First off, Trump is likely to walk back a number of OSHA rules, regulations, and guidance. A number of OSHA rulemakings finalized within the past few years as well as a few enforcement guidance documents have resulted in significant new compliance costs across a number of industry sectors. Trump can work with his Republican Congress to walk back finalized rules under the Congressional Review Act, can unilaterally rescind most administrative memoranda and guidance (which have been heavily utilized throughout the Obama Administration), and can elect to stop defending some of these rules and regulations in the courts. Additionally, we may see a return to the way OSHA functioned under previous Republican administrations: less focus on regulatory development and enforcement, and a greater focus on compliance assistance and public/private partnerships.

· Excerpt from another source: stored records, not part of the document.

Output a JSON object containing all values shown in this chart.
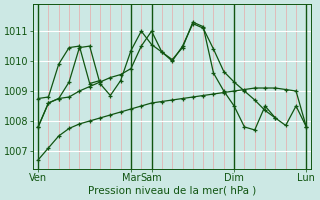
{
  "bg_color": "#cce8e4",
  "grid_color_h": "#ffffff",
  "grid_color_v": "#e8aaaa",
  "line_color": "#115511",
  "xlabel": "Pression niveau de la mer( hPa )",
  "xlabel_color": "#115511",
  "tick_color": "#115511",
  "ylim": [
    1006.4,
    1011.9
  ],
  "yticks": [
    1007,
    1008,
    1009,
    1010,
    1011
  ],
  "xtick_labels": [
    "Ven",
    "Mar",
    "Sam",
    "Dim",
    "Lun"
  ],
  "day_positions": [
    0,
    9,
    11,
    19,
    26
  ],
  "n_points": 27,
  "series": [
    {
      "x": [
        0,
        1,
        2,
        3,
        4,
        5,
        6,
        7,
        8,
        9,
        10,
        11,
        12,
        13,
        14,
        15,
        16,
        17,
        18,
        19,
        20,
        21,
        22,
        23,
        24,
        25,
        26
      ],
      "y": [
        1006.7,
        1007.1,
        1007.5,
        1007.75,
        1007.9,
        1008.0,
        1008.1,
        1008.2,
        1008.3,
        1008.4,
        1008.5,
        1008.6,
        1008.65,
        1008.7,
        1008.75,
        1008.8,
        1008.85,
        1008.9,
        1008.95,
        1009.0,
        1009.05,
        1009.1,
        1009.1,
        1009.1,
        1009.05,
        1009.0,
        1007.8
      ]
    },
    {
      "x": [
        0,
        1,
        2,
        3,
        4,
        5,
        6,
        7,
        8,
        9,
        10,
        11,
        12,
        13,
        14,
        15,
        16,
        17,
        18,
        19,
        20,
        21,
        22,
        23,
        24,
        25,
        26
      ],
      "y": [
        1007.8,
        1008.6,
        1008.75,
        1008.8,
        1009.0,
        1009.15,
        1009.3,
        1009.45,
        1009.55,
        1009.75,
        1010.5,
        1011.0,
        1010.3,
        1010.0,
        1010.5,
        1011.25,
        1011.1,
        1010.4,
        1009.65,
        1009.3,
        1009.0,
        1008.7,
        1008.35,
        1008.1,
        1007.85,
        1008.5,
        1007.8
      ]
    },
    {
      "x": [
        0,
        1,
        2,
        3,
        4,
        5,
        6,
        7,
        8,
        9,
        10,
        11,
        12,
        13,
        14,
        15,
        16,
        17,
        18,
        19,
        20,
        21,
        22,
        23
      ],
      "y": [
        1007.8,
        1008.6,
        1008.75,
        1009.3,
        1010.45,
        1010.5,
        1009.25,
        1008.85,
        1009.35,
        1010.35,
        1011.0,
        1010.55,
        1010.3,
        1010.05,
        1010.45,
        1011.3,
        1011.15,
        1009.6,
        1009.0,
        1008.5,
        1007.8,
        1007.7,
        1008.5,
        1008.1
      ]
    },
    {
      "x": [
        0,
        1,
        2,
        3,
        4,
        5,
        6
      ],
      "y": [
        1008.75,
        1008.8,
        1009.9,
        1010.45,
        1010.5,
        1009.25,
        1009.35
      ]
    }
  ]
}
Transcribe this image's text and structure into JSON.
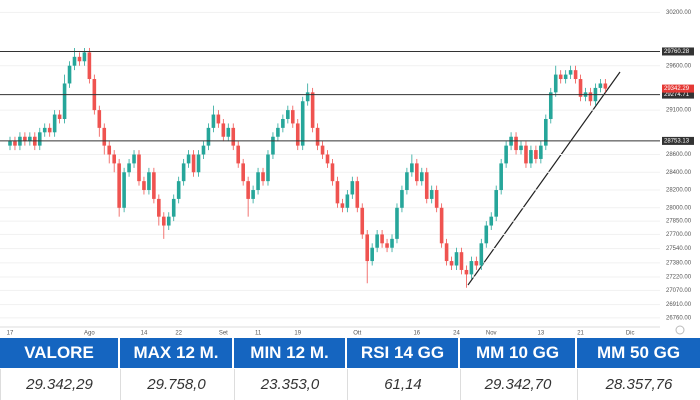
{
  "chart_data": {
    "type": "candlestick",
    "categories": [
      "17",
      null,
      null,
      null,
      null,
      null,
      null,
      null,
      null,
      null,
      null,
      null,
      null,
      null,
      null,
      null,
      "Ago",
      null,
      null,
      null,
      null,
      null,
      null,
      null,
      null,
      null,
      null,
      "14",
      null,
      null,
      null,
      null,
      null,
      null,
      "22",
      null,
      null,
      null,
      null,
      null,
      null,
      null,
      null,
      "Set",
      null,
      null,
      null,
      null,
      null,
      null,
      "11",
      null,
      null,
      null,
      null,
      null,
      null,
      null,
      "19",
      null,
      null,
      null,
      null,
      null,
      null,
      null,
      null,
      null,
      null,
      null,
      "Ott",
      null,
      null,
      null,
      null,
      null,
      null,
      null,
      null,
      null,
      null,
      null,
      "16",
      null,
      null,
      null,
      null,
      null,
      null,
      null,
      "24",
      null,
      null,
      null,
      null,
      null,
      null,
      "Nov",
      null,
      null,
      null,
      null,
      null,
      null,
      null,
      null,
      null,
      "13",
      null,
      null,
      null,
      null,
      null,
      null,
      null,
      "21",
      null,
      null,
      null,
      null,
      null,
      null,
      null,
      null,
      null,
      "Dic",
      null,
      null,
      null,
      null
    ],
    "open": [
      28700,
      28750,
      28700,
      28800,
      28750,
      28800,
      28700,
      28850,
      28900,
      28850,
      29050,
      29000,
      29400,
      29600,
      29700,
      29650,
      29750,
      29450,
      29100,
      28900,
      28700,
      28600,
      28500,
      28000,
      28400,
      28500,
      28600,
      28300,
      28200,
      28400,
      28100,
      27900,
      27800,
      27900,
      28100,
      28300,
      28500,
      28600,
      28400,
      28600,
      28700,
      28900,
      29050,
      28950,
      28800,
      28900,
      28700,
      28500,
      28300,
      28100,
      28200,
      28400,
      28300,
      28600,
      28800,
      28900,
      29000,
      29100,
      28950,
      28700,
      29200,
      29300,
      28900,
      28700,
      28600,
      28500,
      28300,
      28050,
      28000,
      28150,
      28300,
      28000,
      27700,
      27400,
      27550,
      27700,
      27600,
      27550,
      27650,
      28000,
      28200,
      28400,
      28500,
      28300,
      28400,
      28100,
      28200,
      28000,
      27600,
      27400,
      27350,
      27500,
      27300,
      27250,
      27400,
      27350,
      27600,
      27800,
      27900,
      28200,
      28500,
      28700,
      28800,
      28650,
      28700,
      28500,
      28650,
      28550,
      28700,
      29000,
      29300,
      29500,
      29450,
      29500,
      29550,
      29450,
      29250,
      29300,
      29200,
      29350,
      29400,
      null,
      null,
      null,
      null,
      null,
      null,
      null,
      null,
      null
    ],
    "high": [
      28800,
      28800,
      28850,
      28850,
      28850,
      28850,
      28900,
      28950,
      28950,
      29100,
      29100,
      29500,
      29650,
      29800,
      29750,
      29800,
      29800,
      29500,
      29150,
      28950,
      28750,
      28650,
      28550,
      28450,
      28550,
      28650,
      28650,
      28350,
      28450,
      28450,
      28150,
      27950,
      27950,
      28150,
      28350,
      28550,
      28650,
      28650,
      28650,
      28750,
      28950,
      29150,
      29100,
      29000,
      28950,
      28950,
      28750,
      28550,
      28350,
      28250,
      28450,
      28450,
      28650,
      28850,
      28950,
      29050,
      29150,
      29150,
      29000,
      29250,
      29400,
      29350,
      28950,
      28750,
      28650,
      28550,
      28350,
      28100,
      28200,
      28350,
      28350,
      28050,
      27750,
      27600,
      27750,
      27750,
      27650,
      27700,
      28050,
      28250,
      28450,
      28600,
      28550,
      28450,
      28450,
      28250,
      28250,
      28050,
      27650,
      27450,
      27550,
      27550,
      27350,
      27450,
      27450,
      27650,
      27850,
      27950,
      28250,
      28550,
      28750,
      28850,
      28850,
      28750,
      28750,
      28700,
      28700,
      28750,
      29050,
      29350,
      29600,
      29550,
      29550,
      29600,
      29600,
      29500,
      29350,
      29350,
      29400,
      29450,
      29450,
      null,
      null,
      null,
      null,
      null,
      null,
      null,
      null,
      null
    ],
    "low": [
      28650,
      28650,
      28650,
      28700,
      28700,
      28650,
      28650,
      28800,
      28800,
      28800,
      28950,
      28950,
      29350,
      29550,
      29600,
      29600,
      29400,
      29050,
      28800,
      28600,
      28500,
      28400,
      27900,
      27950,
      28350,
      28450,
      28250,
      28150,
      28150,
      28050,
      27800,
      27650,
      27750,
      27850,
      28050,
      28250,
      28450,
      28350,
      28350,
      28550,
      28650,
      28850,
      28900,
      28750,
      28750,
      28650,
      28450,
      28250,
      27900,
      28050,
      28150,
      28250,
      28250,
      28550,
      28750,
      28850,
      28950,
      28900,
      28650,
      28650,
      29150,
      28850,
      28650,
      28550,
      28450,
      28250,
      28000,
      27950,
      27950,
      28100,
      27950,
      27650,
      27150,
      27350,
      27500,
      27550,
      27500,
      27500,
      27600,
      27950,
      28150,
      28350,
      28250,
      28250,
      28050,
      28050,
      27950,
      27550,
      27350,
      27300,
      27300,
      27250,
      27100,
      27200,
      27300,
      27300,
      27550,
      27750,
      27850,
      28150,
      28450,
      28650,
      28600,
      28600,
      28450,
      28450,
      28500,
      28500,
      28650,
      28950,
      29250,
      29400,
      29400,
      29450,
      29400,
      29200,
      29200,
      29150,
      29150,
      29300,
      29300,
      null,
      null,
      null,
      null,
      null,
      null,
      null,
      null,
      null
    ],
    "close": [
      28750,
      28700,
      28800,
      28750,
      28800,
      28700,
      28850,
      28900,
      28850,
      29050,
      29000,
      29400,
      29600,
      29700,
      29650,
      29750,
      29450,
      29100,
      28900,
      28700,
      28600,
      28500,
      28000,
      28400,
      28500,
      28600,
      28300,
      28200,
      28400,
      28100,
      27900,
      27800,
      27900,
      28100,
      28300,
      28500,
      28600,
      28400,
      28600,
      28700,
      28900,
      29050,
      28950,
      28800,
      28900,
      28700,
      28500,
      28300,
      28100,
      28200,
      28400,
      28300,
      28600,
      28800,
      28900,
      29000,
      29100,
      28950,
      28700,
      29200,
      29300,
      28900,
      28700,
      28600,
      28500,
      28300,
      28050,
      28000,
      28150,
      28300,
      28000,
      27700,
      27400,
      27550,
      27700,
      27600,
      27550,
      27650,
      28000,
      28200,
      28400,
      28500,
      28300,
      28400,
      28100,
      28200,
      28000,
      27600,
      27400,
      27350,
      27500,
      27300,
      27250,
      27400,
      27350,
      27600,
      27800,
      27900,
      28200,
      28500,
      28700,
      28800,
      28650,
      28700,
      28500,
      28650,
      28550,
      28700,
      29000,
      29300,
      29500,
      29450,
      29500,
      29550,
      29450,
      29250,
      29300,
      29200,
      29350,
      29400,
      29342.29,
      null,
      null,
      null,
      null,
      null,
      null,
      null,
      null,
      null
    ],
    "up_color": "#26a69a",
    "down_color": "#ef5350",
    "last_color": "#e53935",
    "levels": [
      29760.28,
      29274.71,
      28753.13
    ],
    "level_color": "#333333",
    "ylim": [
      26680,
      30340
    ],
    "yticks": [
      {
        "value": 30200,
        "label": "30200.00"
      },
      {
        "value": 29600,
        "label": "29600.00"
      },
      {
        "value": 29100,
        "label": "29100.00"
      },
      {
        "value": 28600,
        "label": "28600.00"
      },
      {
        "value": 28400,
        "label": "28400.00"
      },
      {
        "value": 28200,
        "label": "28200.00"
      },
      {
        "value": 28000,
        "label": "28000.00"
      },
      {
        "value": 27850,
        "label": "27850.00"
      },
      {
        "value": 27700,
        "label": "27700.00"
      },
      {
        "value": 27540,
        "label": "27540.00"
      },
      {
        "value": 27380,
        "label": "27380.00"
      },
      {
        "value": 27220,
        "label": "27220.00"
      },
      {
        "value": 27070,
        "label": "27070.00"
      },
      {
        "value": 26910,
        "label": "26910.00"
      },
      {
        "value": 26760,
        "label": "26760.00"
      }
    ],
    "grid": true
  },
  "table": {
    "headers": [
      "VALORE",
      "MAX 12 M.",
      "MIN 12 M.",
      "RSI 14 GG",
      "MM 10 GG",
      "MM 50 GG"
    ],
    "rows": [
      [
        "29.342,29",
        "29.758,0",
        "23.353,0",
        "61,14",
        "29.342,70",
        "28.357,76"
      ]
    ]
  }
}
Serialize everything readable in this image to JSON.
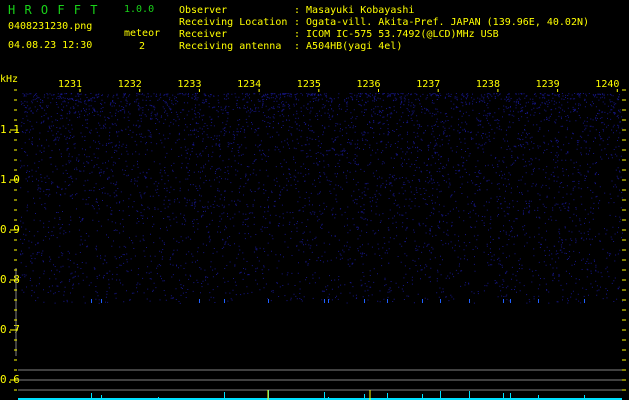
{
  "header": {
    "app_title": "H R O F F T",
    "version": "1.0.0",
    "filename": "0408231230.png",
    "datetime": "04.08.23 12:30",
    "meteor_label": "meteor",
    "meteor_count": "2"
  },
  "info": [
    {
      "label": "Observer",
      "value": ": Masayuki Kobayashi"
    },
    {
      "label": "Receiving Location",
      "value": ": Ogata-vill. Akita-Pref. JAPAN (139.96E, 40.02N)"
    },
    {
      "label": "Receiver",
      "value": ": ICOM IC-575 53.7492(@LCD)MHz USB"
    },
    {
      "label": "Receiving antenna",
      "value": ": A504HB(yagi 4el)"
    }
  ],
  "spectrogram": {
    "y_unit": "kHz",
    "y_ticks": [
      "1.1",
      "1.0",
      "0.9",
      "0.8",
      "0.7",
      "0.6"
    ],
    "x_ticks": [
      "1231",
      "1232",
      "1233",
      "1234",
      "1235",
      "1236",
      "1237",
      "1238",
      "1239",
      "1240"
    ],
    "colors": {
      "text": "#ffff00",
      "title": "#19d219",
      "noise": "#1a1aa0",
      "echo": "#00e0ff",
      "baseline": "#808080"
    }
  }
}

So what, specifically, might Trump target? Well [speculating somewhat here], based on candidate Trump’s statements about protecting American manufacturing and working toward energy independence, President Trump may focus on the silica Permissible Exposure Limit update, the illness and injury recordkeeping rule, the enforcement guidance on chemical concentrations for the Process Safety Management program, and more. Trump could also remove the upstream oil & gas sector from the Severe Violator Enforcement Program. An additional target may be the Executive Order on weighing safety and labor law violations in procurement decisions, and the guidance OSHA recently issued on that subject. If OSHA’s updates to its Process Safety Management program are not yet issued when Trump takes office, he may also slow (or stop) the development of that rulemaking as well.
Bottom line: We can’t say exactly what changes President Trump with bring to OSHA, but we are pretty sure they will be yuge. It also remains unclear who Trump will choose to lead the agency for his Administration. However, as always, Trump remains a wild card—and when he shows his hand, we’ll be here to report on it.